Insupportable!

Pendant que certains se prennent en photo avec des ministres, les Bastiais attendent dans les couloirs d’un hôpital inauguré en 1985, pensé pour moins de 20 000 patients, qui en accueille aujourd’hui près de 36 000.

Les urgences débordent au point de filtrer les entrées par téléphone ; certaines nuits, il n’y a même plus de médecin urgentiste pour tenir la barre contre la souffrance des patients.

Les soignants étouffent dans des locaux sans climatisation, manipulent du matériel en fin de vie, se battent avec des ascenseurs capricieux, désespérés de ne pouvoir faire mieux.

Chaque jour de retard, ce sont des patients évacués à Ajaccio ou sur le continent, des opérations reportées, des familles qui s’angoissent, des équipes médicales au bord de la rupture.

On nous promet un hôpital neuf comme on promet un été sans incendie : avec de beaux discours, de larges sourires et des photos officielles… mais rien de solide derrière.

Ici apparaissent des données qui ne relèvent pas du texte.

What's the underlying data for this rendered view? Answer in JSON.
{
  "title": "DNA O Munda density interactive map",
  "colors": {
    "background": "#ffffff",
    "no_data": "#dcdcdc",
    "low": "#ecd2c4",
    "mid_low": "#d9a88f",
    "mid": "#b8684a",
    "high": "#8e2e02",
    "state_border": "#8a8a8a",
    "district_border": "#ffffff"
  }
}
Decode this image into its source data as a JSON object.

Et plus les mois passent, plus cette promesse ressemble à un mirage, pendant que la santé de toute la Haute-Corse repose sur un bâtiment à bout de souffle.

Et pourtant, de l’autre côté du col de Vizzavona, la même promesse a déjà été tenue.

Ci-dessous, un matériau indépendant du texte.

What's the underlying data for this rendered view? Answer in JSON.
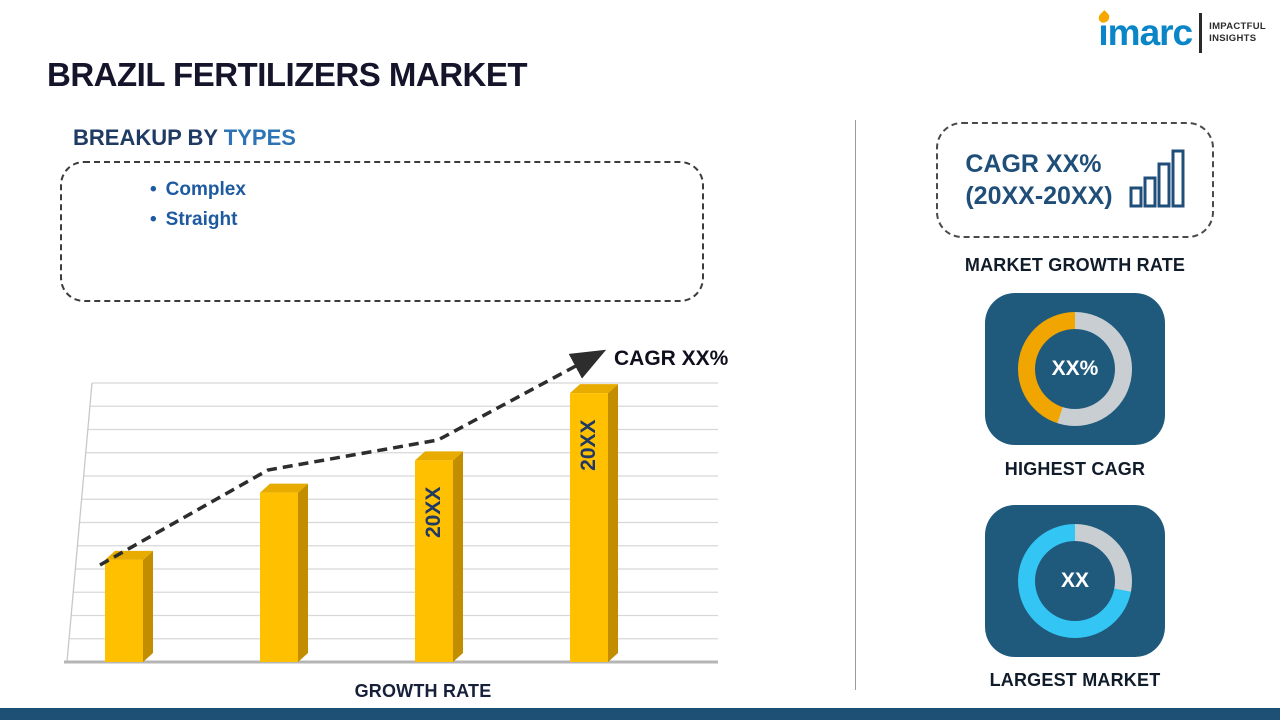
{
  "header": {
    "title": "BRAZIL FERTILIZERS MARKET",
    "logo": {
      "brand": "imarc",
      "tagline1": "IMPACTFUL",
      "tagline2": "INSIGHTS"
    }
  },
  "breakup": {
    "heading_prefix": "BREAKUP BY ",
    "heading_highlight": "TYPES",
    "bullet": "•",
    "items": [
      "Complex",
      "Straight"
    ]
  },
  "chart_data": {
    "type": "bar",
    "title": "Growth rate bar chart with rising dashed CAGR trend arrow",
    "categories": [
      "",
      "",
      "20XX",
      "20XX"
    ],
    "values": [
      38,
      63,
      75,
      100
    ],
    "ylim": [
      0,
      106
    ],
    "xlabel": "GROWTH RATE",
    "trend_label": "CAGR XX%",
    "bar_color": "#ffc000",
    "bar_side_color": "#c28e00",
    "bar_top_color": "#e8ac00",
    "label_color": "#1f3864",
    "grid": true,
    "trend_points": [
      [
        38,
        227
      ],
      [
        206,
        132
      ],
      [
        376,
        102
      ],
      [
        538,
        15
      ]
    ]
  },
  "sidebar": {
    "growth_box": {
      "line1": "CAGR XX%",
      "line2": "(20XX-20XX)"
    },
    "captions": {
      "growth": "MARKET GROWTH RATE",
      "cagr": "HIGHEST CAGR",
      "market": "LARGEST MARKET"
    },
    "highest_cagr": {
      "value": "XX%",
      "percent": 45,
      "arc_color": "#f0a500",
      "track_color": "#c9ced3"
    },
    "largest_market": {
      "value": "XX",
      "percent": 72,
      "arc_color": "#33c5f3",
      "track_color": "#c9ced3"
    }
  }
}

À Ajaccio, on n’a pas commencé par des photos ou des effets d’annonce : on a d’abord posé les actes qui engagent et qui construisent.

Ajaccio : des étapes claires et formelles

  • 2009: un accord signé entre l’État et des organisations syndicales constitue une première étape pour arbitrer la décision de reconstruction
  • 2012 : une lettre ministérielle acte la reconstruction de l’hôpital (sans phasage).
  • 2014 : le site du Stiletto est officiellement arrêté.

La suite — expropriations, financement, chantier — n’a pas été une promenade de santé, mais les bases juridiques et financières étaient posées noir sur blanc dès le départ.

Bastia : des annonces sans fondations

Douze ans plus tard, on nous vend un projet… en oubliant le contenu :

  • Aucune lettre ministérielle engageant l’État.
  • Pas de financement sécurisé, encore moins pour une phase 2 (celle de la construction de l’hôpital).
  • Procédure foncière à peine entamée : la DUP légale n’est même pas soumise à enquête publique.

En septembre 2024, un cafouillage juridique : DUP illégale confiée à un acteur incompétent, corrigée sept mois plus tard.

Le tout sur un site classé en Espace Stratégique Agricole (ESA) au titre du PADDUC, avec un risque contentieux majeur et aucune sécurisation réglementaire.

À Ajaccio, le site a été décidé deux ans après l’engagement formel de l’État.

À Bastia, le site a été annoncé dès la communication de l’ARS… avant même que les bases juridiques, financières et environnementales soient posées.

Mais pour Femu a Corsica, l’essentiel est ailleurs : peu importe que l’hôpital sorte un jour de terre, il suffit que les Corses croient, aujourd’hui, qu’il va sortir.

Une promesse orale devient un trophée politique, une photo avec le ministre un diplôme de victoire.

Et si, dans six mois, tout s’écroule ? Tant pis : une autre photo avec un autre ministre sur un autre sujet masquera l’échec.

En toile de fond, l’instabilité gouvernementale : un ministre peut être remplacé dans quelques semaines, et sa parole partir avec lui. Pourtant, les élus de Femu a Corsica, qui devraient être les premiers à exiger un engagement écrit, se contentent de promesses orales comme si elles valaient un acte juridique.

Que les choses soient claires: tant qu’aucun acte administratif signé ne viendra sceller l’engagement, la reconstruction de l’hôpital de Bastia ne repose que sur… du vent ministériel

À Ajaccio, on a dressé un hôpital.

À Bastia, on dresse des effets d’annonce.